E’ il 17 febbraio 1977, il giorno scelto da Pci e sindacato per dare una sferzata che lasci il segno a quel movimento di estremisti che ha occupato la Sapienza di Roma.Hanno deciso che il segretario della CGIL, Luciano Lama, andrà a parlare in università. Dalle 6 del mattino tra servizi d’ordine di fgci, Pci e vari funzionari sono quasi in duemila; tutti in permesso sindacale per andare a difendere il loro segretario. Bloccano le entrate per non far passare nessuno, e cominciano a cancellare le scritte dai muri. Lama, protetto dai poliziotti di partito, inizia a parlare da un furgone, amplificato da un impianto a 20.000 watt. Assordante, e che non permette replica.

Perché questa scelta? Perché gridare in università che il movimento è composto di fascisti, e sbandierare il vessillo “della politica dei sacrifici” nella casa del “tutto e subito”? Diverse sono le interpretazioni. Chi del Pci ricorda quell’evento, parla di una leggerezza politica, di un errore di analisi, di non aver compreso che in università non c’erano piccoli gruppi autonomi, ma un movimento che già allora avrebbe salvato ben poco dell’esperienza pcista. Ma forse è più saggio pensare che all’interno della dirigenza si volesse cauterizzare quella ferita che il movimento aveva aperto nella base sociale del partito, sospingendo “quelli del ’77” su posizioni radicali che ne limitassero il contagio.

Ben prima di quel giorno si era cercato ghettizzare, isolare e rinchiudere il movimento in università; poi di presentare il Pci come il solo portatore reale dell’interesse di classe, e quindi l’unico legittimato a rappresentarla; dopo la cacciata di Lama si decide che nel movimento ci sono i buoni e gli autonomi.
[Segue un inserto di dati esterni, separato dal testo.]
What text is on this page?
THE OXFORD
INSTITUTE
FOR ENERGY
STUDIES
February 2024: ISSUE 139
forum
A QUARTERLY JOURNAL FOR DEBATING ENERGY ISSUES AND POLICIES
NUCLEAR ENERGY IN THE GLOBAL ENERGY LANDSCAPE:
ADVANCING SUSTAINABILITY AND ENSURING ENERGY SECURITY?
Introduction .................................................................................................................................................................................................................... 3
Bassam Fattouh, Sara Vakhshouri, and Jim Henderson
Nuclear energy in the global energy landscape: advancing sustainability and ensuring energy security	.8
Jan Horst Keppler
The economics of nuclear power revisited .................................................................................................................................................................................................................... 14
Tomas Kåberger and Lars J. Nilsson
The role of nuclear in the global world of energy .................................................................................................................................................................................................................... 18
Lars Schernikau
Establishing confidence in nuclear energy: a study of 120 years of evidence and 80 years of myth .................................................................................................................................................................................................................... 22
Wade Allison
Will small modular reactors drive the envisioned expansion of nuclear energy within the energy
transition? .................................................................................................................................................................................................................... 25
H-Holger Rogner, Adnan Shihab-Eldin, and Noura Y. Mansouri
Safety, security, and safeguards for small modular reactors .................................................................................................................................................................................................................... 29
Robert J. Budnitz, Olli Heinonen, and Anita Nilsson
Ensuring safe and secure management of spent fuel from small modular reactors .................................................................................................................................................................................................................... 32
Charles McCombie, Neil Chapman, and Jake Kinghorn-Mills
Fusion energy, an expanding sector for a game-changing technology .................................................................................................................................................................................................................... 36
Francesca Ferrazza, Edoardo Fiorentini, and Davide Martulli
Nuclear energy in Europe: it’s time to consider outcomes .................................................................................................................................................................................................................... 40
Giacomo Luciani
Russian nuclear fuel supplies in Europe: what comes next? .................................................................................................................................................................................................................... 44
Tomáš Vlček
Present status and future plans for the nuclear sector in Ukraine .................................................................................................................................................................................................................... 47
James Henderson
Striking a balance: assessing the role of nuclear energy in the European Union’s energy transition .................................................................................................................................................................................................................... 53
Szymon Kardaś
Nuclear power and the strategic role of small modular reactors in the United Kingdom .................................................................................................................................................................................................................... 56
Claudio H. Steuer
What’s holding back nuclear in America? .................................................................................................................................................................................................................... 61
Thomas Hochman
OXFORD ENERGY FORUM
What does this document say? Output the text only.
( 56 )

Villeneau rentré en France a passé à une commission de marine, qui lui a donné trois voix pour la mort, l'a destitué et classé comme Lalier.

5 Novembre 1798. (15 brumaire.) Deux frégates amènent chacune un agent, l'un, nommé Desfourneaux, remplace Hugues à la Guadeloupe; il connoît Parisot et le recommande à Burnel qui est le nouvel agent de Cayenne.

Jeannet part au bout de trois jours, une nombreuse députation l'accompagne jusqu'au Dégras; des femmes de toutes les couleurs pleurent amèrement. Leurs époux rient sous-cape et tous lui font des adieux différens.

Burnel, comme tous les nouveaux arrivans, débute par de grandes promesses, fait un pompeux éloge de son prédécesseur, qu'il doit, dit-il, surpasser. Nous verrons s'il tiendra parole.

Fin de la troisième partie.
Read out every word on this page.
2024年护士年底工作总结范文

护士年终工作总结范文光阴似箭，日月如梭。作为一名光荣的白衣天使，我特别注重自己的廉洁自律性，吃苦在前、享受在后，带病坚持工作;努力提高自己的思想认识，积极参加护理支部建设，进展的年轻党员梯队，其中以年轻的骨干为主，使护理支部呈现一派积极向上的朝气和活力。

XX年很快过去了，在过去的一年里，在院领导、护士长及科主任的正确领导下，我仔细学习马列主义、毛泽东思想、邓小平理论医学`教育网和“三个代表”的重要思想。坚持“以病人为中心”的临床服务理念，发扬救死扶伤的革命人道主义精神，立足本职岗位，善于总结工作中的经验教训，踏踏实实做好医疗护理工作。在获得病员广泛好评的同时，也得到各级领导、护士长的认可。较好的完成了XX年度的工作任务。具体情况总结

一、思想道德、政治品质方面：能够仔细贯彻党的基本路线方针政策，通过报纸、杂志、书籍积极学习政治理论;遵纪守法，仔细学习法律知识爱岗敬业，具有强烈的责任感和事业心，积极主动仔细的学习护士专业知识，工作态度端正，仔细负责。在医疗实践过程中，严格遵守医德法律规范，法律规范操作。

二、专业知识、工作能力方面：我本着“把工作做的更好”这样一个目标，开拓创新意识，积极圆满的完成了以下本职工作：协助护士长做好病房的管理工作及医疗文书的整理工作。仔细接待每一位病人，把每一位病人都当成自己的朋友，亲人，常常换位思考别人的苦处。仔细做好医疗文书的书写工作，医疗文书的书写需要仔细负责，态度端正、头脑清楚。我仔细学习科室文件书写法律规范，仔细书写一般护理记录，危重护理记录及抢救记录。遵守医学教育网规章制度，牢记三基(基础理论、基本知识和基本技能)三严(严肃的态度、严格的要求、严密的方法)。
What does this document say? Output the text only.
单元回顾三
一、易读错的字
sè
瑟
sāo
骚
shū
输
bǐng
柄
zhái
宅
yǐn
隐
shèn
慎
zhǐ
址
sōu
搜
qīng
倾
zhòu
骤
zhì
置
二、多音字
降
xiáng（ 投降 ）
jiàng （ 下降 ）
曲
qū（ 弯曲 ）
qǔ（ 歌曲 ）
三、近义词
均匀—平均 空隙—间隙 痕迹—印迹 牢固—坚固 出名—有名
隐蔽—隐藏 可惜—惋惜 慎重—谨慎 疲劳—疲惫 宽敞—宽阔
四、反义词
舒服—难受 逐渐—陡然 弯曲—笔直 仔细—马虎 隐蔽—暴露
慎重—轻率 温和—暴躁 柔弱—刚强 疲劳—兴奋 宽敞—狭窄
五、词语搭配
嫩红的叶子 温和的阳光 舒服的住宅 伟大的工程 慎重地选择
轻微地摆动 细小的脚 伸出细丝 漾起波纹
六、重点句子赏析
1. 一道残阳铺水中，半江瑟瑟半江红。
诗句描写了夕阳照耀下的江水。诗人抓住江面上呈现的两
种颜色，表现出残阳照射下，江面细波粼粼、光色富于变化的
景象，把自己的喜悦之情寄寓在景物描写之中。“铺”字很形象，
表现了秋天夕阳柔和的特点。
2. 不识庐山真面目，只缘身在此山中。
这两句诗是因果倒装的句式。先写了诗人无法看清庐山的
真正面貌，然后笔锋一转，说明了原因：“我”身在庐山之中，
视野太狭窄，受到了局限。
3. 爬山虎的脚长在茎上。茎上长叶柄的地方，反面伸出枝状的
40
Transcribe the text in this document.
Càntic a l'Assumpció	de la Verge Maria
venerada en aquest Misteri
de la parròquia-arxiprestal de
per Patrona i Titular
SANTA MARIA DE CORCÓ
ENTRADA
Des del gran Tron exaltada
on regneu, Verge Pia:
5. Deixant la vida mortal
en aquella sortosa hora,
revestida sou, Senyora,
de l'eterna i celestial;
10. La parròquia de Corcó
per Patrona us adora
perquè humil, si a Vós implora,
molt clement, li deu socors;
La mattina del 17 febbraio, studenti e lavoratori dei collettivi fronteggiano il servizio d’ordine di Lama. L’aria è tesa, scandita dal coro “sa-cri-fi-ci!” degli indiani metropolitani, che hanno issato un fantoccio del segretario della CGIL con scritto “nessuno lama”. E poi succede, anche se nessuno nell’assemblea del giorno prima se lo sarebbe potuto aspettare.

“Ci fu uno sciocco servitore del servizio d’ordine del Pci […] che brandiva un estintore enorme e stupidamente cominciò a scaricarlo sugli studenti… Quello fu il segnale per mandarli affanculo definitivamente.” (V. Miliucci in un’intervista a C. Del Bello, nel libro collettivo “Una sparatoria tranquilla”, Odradek).

Succede che Lama è costretto a correre giù dal furgone e darsela a gambe, incalzato dall’attacco dei compagni. C’è chi se lo ricorda sconvolto e sudato, preoccupato di venire catturato dagli autonomi.
Il capo delle “giubbe blu”, del legittimo e regolare esercito di classe, messo in fuga dagli “indiani”, dai dissidenti, dalla classe.

Ed ero già vecchio quando vicino a Roma a Little Big Horn,
Capelli Corti generale ci parlò all’università,
dei fratelli “tute blu” che seppellirono le asce.
Ma non fumammo con lui, non era venuto in pace.
E a un dio “fatti il culo” non credere mai.